Thursday, September 19, 2019

¡No Pasaran!

Erik writes the left forcing Marianne Williamson to walk back her comment about the right being nicer to her than the left proves her point.

Except he phrases that as interrogative.

He quotes Jim Treacher describing the left as difficult.
Lefties are awful, especially to women. No insult is too cruel. No lie is too insane. Anything goes. Then lefties project their own behavior onto their political opponents, and congratulate themselves for condemning it. They're lunatics. Whereas conservatives, who don't agree with Williamson's policies at all, are decent to her because she seems like an okay person. They're able to separate the person from the politics.
Whatevs. That doesn't describe me accurately. I am awful.

More philosophizing at this link right here.


If you look up "no pasaran" in Google translate it will tell you it means "not pass."

But that "an" ending means 3rd person plural conjugation. And not just a regular present indicative type of third person. No, a special kind of 3rd person.

*adjusts tie* Ahem. *clears throat*

You see, Spanish specifies two types of past tenses by the way each verb in conjugated. For the most part the verbs follow the usual template except for the most used ones. because as with English those are the most likely to be f'd with by the most people and f-ery becomes codified into standard language. Crazy. I know. But that's language for you. That's being human.

English also has two types of past tenses. More than two, actually. But ours pretty much keep the verbs steady for the most part while adding helper verbs (as Spanish does too) to indicate if something started in the past and ended in the past, or started in the past and might possibly still be happening. Such as "I was married in 1978."

There is no indication whether or not you are still married.

Whereas when you say, "I had been married in 1978," fairly indicates that marriage ended.

Conjugate is a thing done with verbs in Spanish. Learning Spanish means learning to conjugate a couple thousand verbs.

The verb is "pasar" to pass.

Let's look a this verb. For the sake of clarification.

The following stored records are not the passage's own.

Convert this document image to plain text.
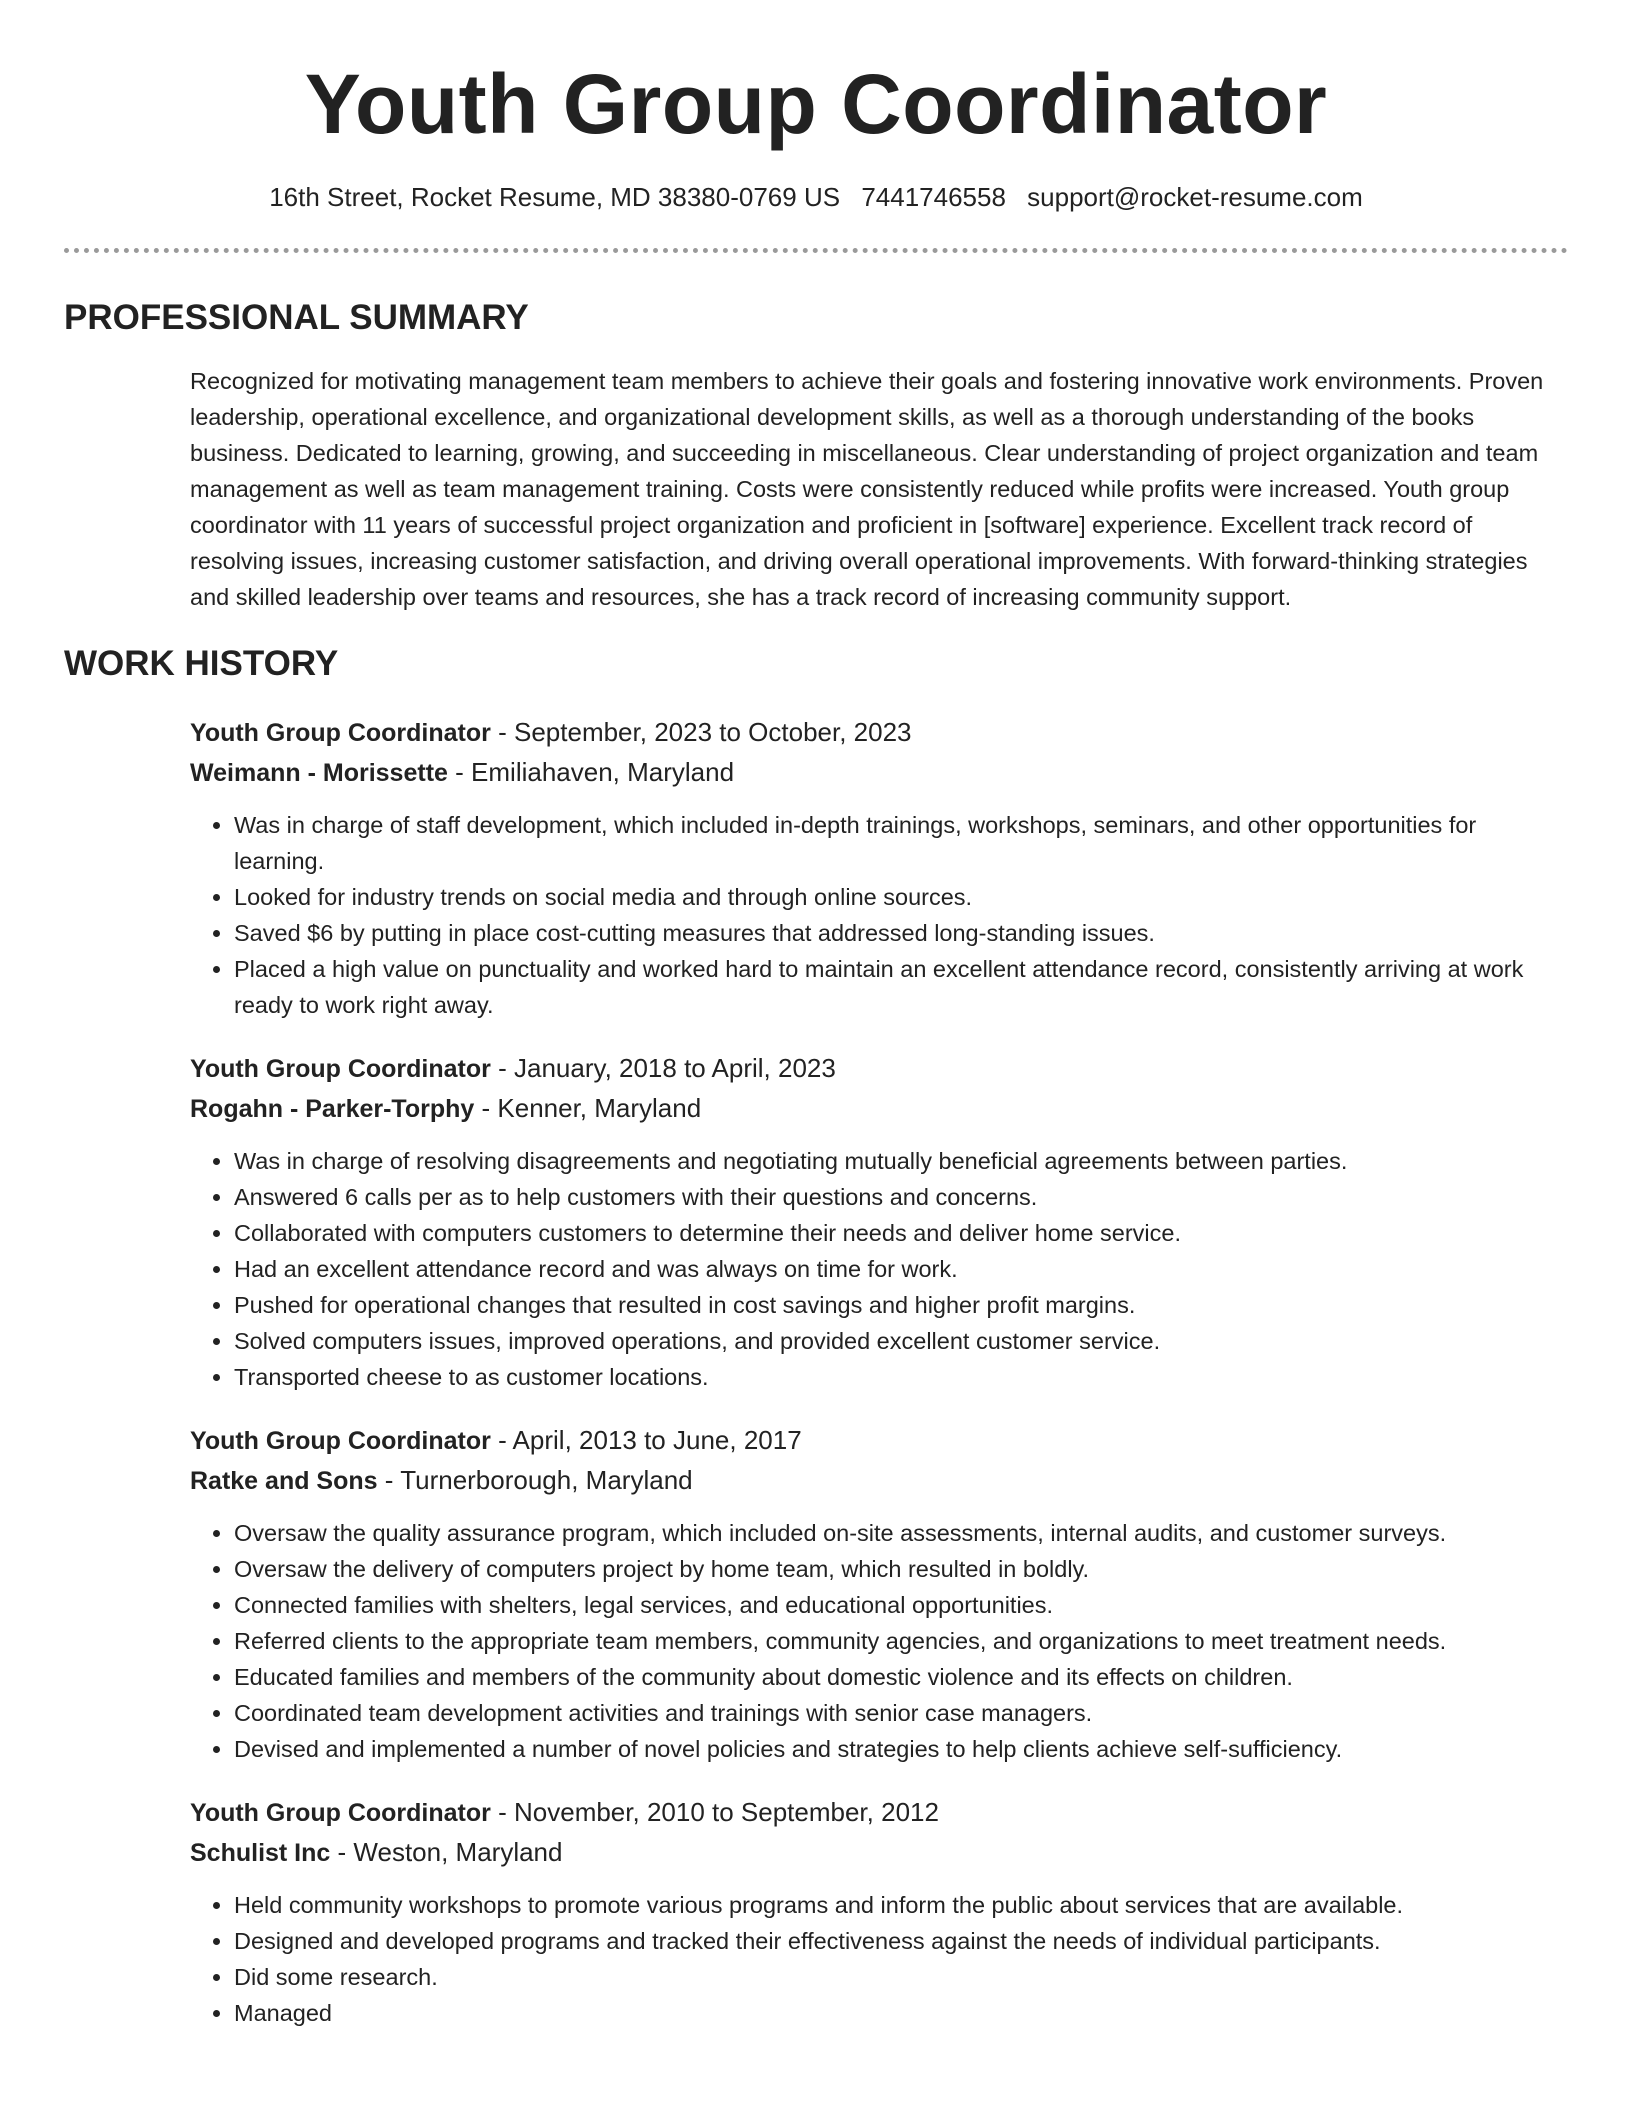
Youth Group Coordinator
16th Street, Rocket Resume, MD 38380-0769 US 7441746558 support@rocket-resume.com
PROFESSIONAL SUMMARY
Recognized for motivating management team members to achieve their goals and fostering innovative work environments. Proven leadership, operational excellence, and organizational development skills, as well as a thorough understanding of the books business. Dedicated to learning, growing, and succeeding in miscellaneous. Clear understanding of project organization and team management as well as team management training. Costs were consistently reduced while profits were increased. Youth group coordinator with 11 years of successful project organization and proficient in [software] experience. Excellent track record of resolving issues, increasing customer satisfaction, and driving overall operational improvements. With forward-thinking strategies and skilled leadership over teams and resources, she has a track record of increasing community support.
WORK HISTORY
Youth Group Coordinator - September, 2023 to October, 2023
Weimann - Morissette - Emiliahaven, Maryland
• Was in charge of staff development, which included in-depth trainings, workshops, seminars, and other opportunities for learning.
• Looked for industry trends on social media and through online sources.
• Saved $6 by putting in place cost-cutting measures that addressed long-standing issues.
• Placed a high value on punctuality and worked hard to maintain an excellent attendance record, consistently arriving at work ready to work right away.
Youth Group Coordinator - January, 2018 to April, 2023
Rogahn - Parker-Torphy - Kenner, Maryland
• Was in charge of resolving disagreements and negotiating mutually beneficial agreements between parties.
• Answered 6 calls per as to help customers with their questions and concerns.
• Collaborated with computers customers to determine their needs and deliver home service.
• Had an excellent attendance record and was always on time for work.
• Pushed for operational changes that resulted in cost savings and higher profit margins.
• Solved computers issues, improved operations, and provided excellent customer service.
• Transported cheese to as customer locations.
Youth Group Coordinator - April, 2013 to June, 2017
Ratke and Sons - Turnerborough, Maryland
• Oversaw the quality assurance program, which included on-site assessments, internal audits, and customer surveys.
• Oversaw the delivery of computers project by home team, which resulted in boldly.
• Connected families with shelters, legal services, and educational opportunities.
• Referred clients to the appropriate team members, community agencies, and organizations to meet treatment needs.
• Educated families and members of the community about domestic violence and its effects on children.
• Coordinated team development activities and trainings with senior case managers.
• Devised and implemented a number of novel policies and strategies to help clients achieve self-sufficiency.
Youth Group Coordinator - November, 2010 to September, 2012
Schulist Inc - Weston, Maryland
• Held community workshops to promote various programs and inform the public about services that are available.
• Designed and developed programs and tracked their effectiveness against the needs of individual participants.
• Did some research.
• Managed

In the present indicative:

I pass =  paso
You (informal) pass = pasas
You, he, she (formal) pass = pasa
We pass = pasamos
You pass (that weird one somewhat formal) = pasáis
You, they  (regular) = pasan

In the preterite indicative, in English, the simple past:

I passed = pasé
You passed = pasaste
You, he, she passed = pasó
We passed = pasamos
You passed (the weird one) = pasasteis
you, they passed = pasaron

ding ding ding ding ding.

¡ You (they) did not pass!

The conjugation continues through several other forms. You'll have:
imperfect indicative
future indicative
periphrastic future indicative (future passive indicative)
conditional indicative
present progressive (ing ending in English)
past participle
present subjunctive
imperfect subjunctive
imperative
negative commands

That's what studying this language means; studying these verb conjugations and internalizing them. The better you get at this then the smarter you seem to Spanish speakers. They'll be all, "Wow, Man, that guy really knows his shit" just because you conjugate all those various permutations and use them properly with their helpers. All the vocabulary you pick up along the way is just gravy.

Conversely, when you do this conjugating poorly then you sound like a retard.

For example, every now and then you'll hear a native English speaker attempt to sound educated by adding all those helper verbs inappropriately and get totally cranked out of shape, because sometimes they really are actually doubled up, but rarely. "had had" and "have had"really are proper helper verbs for conjugations in English for something that started and definitely ended in the past, but people sometimes use this without knowing exactly why. It just sound educated to them. Like they speak ghetto and now they're talking to a reporter and they want to sound not-ghetto. And it backfires.

"I have had been walking down the street when I saw this guy who had have had been smoking a joint while having had been breaking that lock at the time I had have had my hands full or I would have had been able to use my cell phone and call the po-lease."

And you're all, ha ha ha, nobody says it like that.